Ethan chuckled. “Thanks.”
“You are free to go,” the detective said. “But first...someone wants to see you.”
“Who?”
The cop sighed. “A mutual friend I can’t chase away.”
Lee sighed too. “Show him in.”
The detective left. An old man entered. He was barely five feet five but walked like a giant. He took the cop’s seat and smiled at Lee.
“Yong-heng,” Chan said. “At last we meet again.”
Lee nodded.
“Why so cold, Yong-heng?” he asked. “I thought we were blood brothers.”
Ethan Thomas Lee flattened his lips. “The war is over, dailo.”
Chan shook his head. “For you, the war ended yesterday. For me, it ends when all debts are paid.”
Lee sighed. “You know I can’t stop you, and I know you won’t listen.”
Chan laughed. “Oh, you know me well. Here, I have a gift for you.”
He slowly reached into his breast pocket and held out a red packet.
“You killed Okamoto Yuki,” Chan said. “Here is the bounty I promised.”
“No,” Lee said. “I am not a hit man. I don’t take blood money.”
Chan smiled and kept the red packet. “Very well.”
Chan’s face turned serious. “I want you to know that no harm will come to you from me or my men. Not over this.”
Lee blinked. “Not that I don’t appreciate it, but why?”
Chan’s eyes twinkled. “It was...a misunderstanding. I made that very clear to my men. There is no profit in being enemies with a dangerous man like you.” Then his eyes hardened to pitiless stone. “But I don’t give second chances.”
Lee nodded. “I understand. Thank you.”
Chan brightened immediately. “Good, good. Yong-heng, you know my organisation prizes men loyal to China. If you ever need work...”

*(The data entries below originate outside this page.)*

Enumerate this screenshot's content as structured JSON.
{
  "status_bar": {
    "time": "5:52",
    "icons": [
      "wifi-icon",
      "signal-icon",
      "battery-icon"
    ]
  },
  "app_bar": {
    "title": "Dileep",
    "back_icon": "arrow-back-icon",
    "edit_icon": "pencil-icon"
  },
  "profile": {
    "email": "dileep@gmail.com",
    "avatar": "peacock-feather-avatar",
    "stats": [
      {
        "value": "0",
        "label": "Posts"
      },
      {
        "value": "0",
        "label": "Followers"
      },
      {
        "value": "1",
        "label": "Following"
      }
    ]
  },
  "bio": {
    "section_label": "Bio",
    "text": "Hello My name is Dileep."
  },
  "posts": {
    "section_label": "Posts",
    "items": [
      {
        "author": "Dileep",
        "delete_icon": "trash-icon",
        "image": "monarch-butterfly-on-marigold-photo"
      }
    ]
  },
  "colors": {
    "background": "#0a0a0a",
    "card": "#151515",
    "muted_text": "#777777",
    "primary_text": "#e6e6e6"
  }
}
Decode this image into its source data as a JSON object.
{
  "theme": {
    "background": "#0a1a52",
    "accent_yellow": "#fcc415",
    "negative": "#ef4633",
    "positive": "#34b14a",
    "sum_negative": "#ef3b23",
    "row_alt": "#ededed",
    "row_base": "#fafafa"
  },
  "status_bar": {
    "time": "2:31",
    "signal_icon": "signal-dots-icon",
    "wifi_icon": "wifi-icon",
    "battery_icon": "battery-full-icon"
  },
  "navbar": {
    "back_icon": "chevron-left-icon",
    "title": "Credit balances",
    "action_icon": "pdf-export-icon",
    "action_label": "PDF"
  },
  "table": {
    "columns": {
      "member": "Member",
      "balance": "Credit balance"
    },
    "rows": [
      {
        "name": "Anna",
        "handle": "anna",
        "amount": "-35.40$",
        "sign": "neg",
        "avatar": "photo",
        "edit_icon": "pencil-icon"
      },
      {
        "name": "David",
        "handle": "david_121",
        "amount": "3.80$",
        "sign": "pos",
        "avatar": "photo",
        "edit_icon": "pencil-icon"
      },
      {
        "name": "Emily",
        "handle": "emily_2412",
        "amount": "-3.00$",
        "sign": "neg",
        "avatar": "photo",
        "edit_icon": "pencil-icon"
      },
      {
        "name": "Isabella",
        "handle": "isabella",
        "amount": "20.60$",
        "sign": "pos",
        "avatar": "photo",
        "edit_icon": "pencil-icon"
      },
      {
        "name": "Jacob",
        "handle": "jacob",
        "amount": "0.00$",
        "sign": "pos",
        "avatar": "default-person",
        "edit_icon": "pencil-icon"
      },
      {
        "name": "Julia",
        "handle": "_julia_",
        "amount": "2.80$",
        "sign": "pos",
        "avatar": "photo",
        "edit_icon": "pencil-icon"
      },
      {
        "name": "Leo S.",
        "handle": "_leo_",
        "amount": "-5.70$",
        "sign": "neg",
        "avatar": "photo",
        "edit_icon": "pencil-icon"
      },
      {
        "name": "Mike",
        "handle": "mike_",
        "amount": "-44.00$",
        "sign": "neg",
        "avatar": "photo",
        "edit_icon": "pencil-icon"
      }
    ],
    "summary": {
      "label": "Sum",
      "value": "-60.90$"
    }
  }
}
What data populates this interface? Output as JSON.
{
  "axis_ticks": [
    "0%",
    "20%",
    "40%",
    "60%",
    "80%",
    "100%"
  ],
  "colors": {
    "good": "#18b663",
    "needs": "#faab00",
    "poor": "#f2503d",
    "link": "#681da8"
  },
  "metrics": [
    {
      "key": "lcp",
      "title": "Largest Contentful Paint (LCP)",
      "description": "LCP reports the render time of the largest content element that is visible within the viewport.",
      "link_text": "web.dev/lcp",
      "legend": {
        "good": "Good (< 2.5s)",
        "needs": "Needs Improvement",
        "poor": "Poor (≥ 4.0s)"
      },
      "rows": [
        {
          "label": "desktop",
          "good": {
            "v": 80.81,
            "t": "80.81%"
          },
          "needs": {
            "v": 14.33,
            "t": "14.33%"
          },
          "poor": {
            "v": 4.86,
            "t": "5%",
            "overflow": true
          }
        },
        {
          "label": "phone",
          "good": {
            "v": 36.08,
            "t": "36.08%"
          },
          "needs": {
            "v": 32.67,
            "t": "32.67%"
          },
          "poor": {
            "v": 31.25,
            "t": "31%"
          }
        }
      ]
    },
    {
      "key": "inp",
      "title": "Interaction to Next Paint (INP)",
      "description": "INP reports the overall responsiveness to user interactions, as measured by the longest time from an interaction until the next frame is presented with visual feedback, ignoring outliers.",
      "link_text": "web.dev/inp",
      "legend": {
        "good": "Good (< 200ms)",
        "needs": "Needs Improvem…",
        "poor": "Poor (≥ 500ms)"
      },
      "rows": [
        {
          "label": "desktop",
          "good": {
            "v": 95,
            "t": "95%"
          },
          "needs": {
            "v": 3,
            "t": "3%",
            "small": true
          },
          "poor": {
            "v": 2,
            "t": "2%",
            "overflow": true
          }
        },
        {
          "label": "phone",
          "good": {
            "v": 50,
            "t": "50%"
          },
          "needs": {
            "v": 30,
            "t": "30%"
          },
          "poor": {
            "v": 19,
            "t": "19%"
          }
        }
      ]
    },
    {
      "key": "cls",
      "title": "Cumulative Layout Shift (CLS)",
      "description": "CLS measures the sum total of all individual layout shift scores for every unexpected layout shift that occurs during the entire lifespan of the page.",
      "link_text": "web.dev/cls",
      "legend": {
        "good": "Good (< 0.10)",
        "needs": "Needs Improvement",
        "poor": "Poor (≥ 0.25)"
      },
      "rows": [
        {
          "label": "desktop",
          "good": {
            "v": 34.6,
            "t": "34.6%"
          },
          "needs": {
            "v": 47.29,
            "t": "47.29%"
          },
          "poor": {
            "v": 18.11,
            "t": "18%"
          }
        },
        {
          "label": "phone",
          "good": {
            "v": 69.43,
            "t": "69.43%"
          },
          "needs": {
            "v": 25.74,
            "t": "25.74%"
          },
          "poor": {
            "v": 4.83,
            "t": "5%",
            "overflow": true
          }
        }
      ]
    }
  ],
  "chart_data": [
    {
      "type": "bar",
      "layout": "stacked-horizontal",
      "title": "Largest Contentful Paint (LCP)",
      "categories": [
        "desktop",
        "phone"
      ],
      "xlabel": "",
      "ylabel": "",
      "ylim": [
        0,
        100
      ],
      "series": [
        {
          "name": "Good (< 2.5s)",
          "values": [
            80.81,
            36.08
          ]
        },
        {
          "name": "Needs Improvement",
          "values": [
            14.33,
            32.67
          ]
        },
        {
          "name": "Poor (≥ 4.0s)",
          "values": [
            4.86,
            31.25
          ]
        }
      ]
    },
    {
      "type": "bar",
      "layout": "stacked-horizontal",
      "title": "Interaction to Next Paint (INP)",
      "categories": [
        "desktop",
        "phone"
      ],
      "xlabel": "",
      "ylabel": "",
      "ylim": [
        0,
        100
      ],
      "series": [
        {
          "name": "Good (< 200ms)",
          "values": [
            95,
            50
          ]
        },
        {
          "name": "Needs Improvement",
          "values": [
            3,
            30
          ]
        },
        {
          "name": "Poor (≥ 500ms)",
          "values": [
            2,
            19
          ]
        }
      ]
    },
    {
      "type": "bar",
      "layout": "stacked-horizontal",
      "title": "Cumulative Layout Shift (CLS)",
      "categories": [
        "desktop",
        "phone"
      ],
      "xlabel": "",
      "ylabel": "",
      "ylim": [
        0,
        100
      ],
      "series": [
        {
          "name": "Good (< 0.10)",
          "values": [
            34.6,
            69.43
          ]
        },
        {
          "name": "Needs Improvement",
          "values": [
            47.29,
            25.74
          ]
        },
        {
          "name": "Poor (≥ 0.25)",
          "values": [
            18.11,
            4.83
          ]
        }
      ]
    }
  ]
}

“No thank you,” Lee said. “It’s very gracious of you, but my allegiances are not with China.”
“Oh?” Chan frowned. “With whom then? Your queen?”
Ethan Thomas Lee shook his head. “No. She’s never been my queen. My heart lies with this city. Sum Kong. She’s like me, born of East and West, but neither.”
“I see.” Chan nodded, standing up. “Well, it’s been good to see you again. If you need to talk to me, you know how to reach me.”
Chan left.
Ethan Thomas Lee Yong Ji stood and said to the empty room, “Don’t count on it.”